For classification models:

classification_pyt gen_trt_engine -e gen_trt_engine_config.yaml

For RT-DETR models:

rtdetr gen_trt_engine -e gen_trt_engine_config.yaml

Sample configuration:

gen_trt_engine:
  onnx_file: "/path/to/quantized_model.onnx"
  trt_engine: "/path/to/output_engine.trt"
  tensorrt:
    data_type: FP16                # FP16/FP32 (quantization scales embedded in ONNX)
    workspace_size: 1024           # MB
    min_batch_size: 1
    opt_batch_size: 4
    max_batch_size: 8
results_dir: "/path/to/results"

Important

The gen_trt_engine API automatically detects QDQ-quantized ONNX models (generated by modelopt.onnx) and enables strongly-typed TensorRT mode, ensuring the embedded quantization scales are used correctly. No additional flags are required.

9.8.5. Step 5: Evaluate TensorRT Engine#

Use TAO Deploy’s evaluate API to measure accuracy:

# Evaluate baseline TensorRT engine (from unquantized ONNX)
rtdetr evaluate -e eval_baseline.yaml
# => mAP: 52.3%

# Evaluate quantized TensorRT engine
rtdetr evaluate -e eval_quantized.yaml
# => mAP: 51.8% (0.5% drop - acceptable!)

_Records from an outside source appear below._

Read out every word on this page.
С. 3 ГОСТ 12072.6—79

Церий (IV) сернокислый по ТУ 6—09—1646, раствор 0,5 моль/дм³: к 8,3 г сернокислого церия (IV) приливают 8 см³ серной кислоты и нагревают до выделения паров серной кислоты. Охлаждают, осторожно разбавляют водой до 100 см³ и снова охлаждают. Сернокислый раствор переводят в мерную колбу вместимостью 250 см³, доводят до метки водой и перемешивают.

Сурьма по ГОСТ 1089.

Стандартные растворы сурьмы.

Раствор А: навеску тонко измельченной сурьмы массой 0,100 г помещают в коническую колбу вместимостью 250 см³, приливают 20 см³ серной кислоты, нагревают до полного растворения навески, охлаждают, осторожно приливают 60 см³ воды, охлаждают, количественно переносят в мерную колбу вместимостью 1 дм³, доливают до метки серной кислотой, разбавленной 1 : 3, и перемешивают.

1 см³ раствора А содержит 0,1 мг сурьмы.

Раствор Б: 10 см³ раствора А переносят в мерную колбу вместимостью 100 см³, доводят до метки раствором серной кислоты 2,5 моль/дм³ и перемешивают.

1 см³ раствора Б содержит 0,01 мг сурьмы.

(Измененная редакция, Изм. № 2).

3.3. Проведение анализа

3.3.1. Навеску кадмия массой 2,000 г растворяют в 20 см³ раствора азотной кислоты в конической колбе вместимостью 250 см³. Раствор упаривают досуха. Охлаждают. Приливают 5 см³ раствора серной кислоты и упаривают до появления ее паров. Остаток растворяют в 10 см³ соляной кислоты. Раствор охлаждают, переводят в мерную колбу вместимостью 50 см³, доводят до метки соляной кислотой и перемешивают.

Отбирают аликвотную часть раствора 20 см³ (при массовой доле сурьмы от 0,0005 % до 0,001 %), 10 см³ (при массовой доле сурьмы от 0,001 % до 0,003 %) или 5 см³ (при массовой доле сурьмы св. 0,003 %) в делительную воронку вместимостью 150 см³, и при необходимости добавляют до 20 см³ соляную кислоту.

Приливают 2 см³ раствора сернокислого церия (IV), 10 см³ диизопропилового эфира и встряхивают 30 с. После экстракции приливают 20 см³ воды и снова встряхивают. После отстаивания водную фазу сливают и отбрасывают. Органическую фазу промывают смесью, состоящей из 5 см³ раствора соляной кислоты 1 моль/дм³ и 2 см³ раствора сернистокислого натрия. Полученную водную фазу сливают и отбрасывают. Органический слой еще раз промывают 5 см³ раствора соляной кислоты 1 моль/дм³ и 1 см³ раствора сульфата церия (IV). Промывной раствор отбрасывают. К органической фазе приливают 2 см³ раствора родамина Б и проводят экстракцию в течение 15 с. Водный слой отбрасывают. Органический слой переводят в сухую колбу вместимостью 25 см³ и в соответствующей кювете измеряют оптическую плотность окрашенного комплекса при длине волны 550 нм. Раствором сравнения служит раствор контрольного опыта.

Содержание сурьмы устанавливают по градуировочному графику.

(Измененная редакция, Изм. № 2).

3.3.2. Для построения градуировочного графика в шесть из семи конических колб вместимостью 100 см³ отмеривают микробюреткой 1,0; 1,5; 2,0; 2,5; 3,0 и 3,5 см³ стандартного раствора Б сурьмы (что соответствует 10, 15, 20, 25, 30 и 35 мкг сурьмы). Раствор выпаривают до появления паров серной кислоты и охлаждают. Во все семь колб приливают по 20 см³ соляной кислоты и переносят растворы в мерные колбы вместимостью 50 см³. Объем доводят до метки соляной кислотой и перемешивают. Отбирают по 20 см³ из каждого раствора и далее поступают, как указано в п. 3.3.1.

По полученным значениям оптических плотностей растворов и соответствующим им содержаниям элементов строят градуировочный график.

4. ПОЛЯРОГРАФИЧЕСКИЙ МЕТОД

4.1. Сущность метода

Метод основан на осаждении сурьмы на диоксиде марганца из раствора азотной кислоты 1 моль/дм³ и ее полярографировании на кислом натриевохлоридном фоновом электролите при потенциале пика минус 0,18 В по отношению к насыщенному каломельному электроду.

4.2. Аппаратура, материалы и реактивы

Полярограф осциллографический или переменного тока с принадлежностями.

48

Sample evaluation configuration:

evaluate:
  trt_engine: "/path/to/quantized_engine.trt"
dataset:
  test_data_sources:
    image_dir: "/path/to/val/images"
    json_file: "/path/to/val/annotations.json"
  batch_size: 10
results_dir: "/path/to/results"

If there is an accuracy drop of >1-2%, iterate by adjusting skip_names to exclude more sensitive layers and rerun the quantization workflow.

9.8.6. Step 6: Deploy With TensorRT#

The generated TensorRT engine is ready for production deployment. The quantized engine can be used directly in any TensorRT-compatible inference framework without additional configuration.

9.8.7. Expected Performance Gains#

With modelopt.onnx and TensorRT deployment:

  • FP8 (E5M2/E4M3FN): 2-5x speedup vs FP32, <1% accuracy drop

  • INT8: 2-4x speedup vs FP32, <2% accuracy drop with proper calibration

  • Memory: 2-4x reduction in model size

9.8.8. Typical Skip Patterns by Model Type#

Classification models:

skip_names: ["/classifier/*", "/fc"]

RT-DETR (object detection):

skip_names: ["/head/*", "/encoder/*", "/decoder/*"]

Adjust based on your accuracy requirements.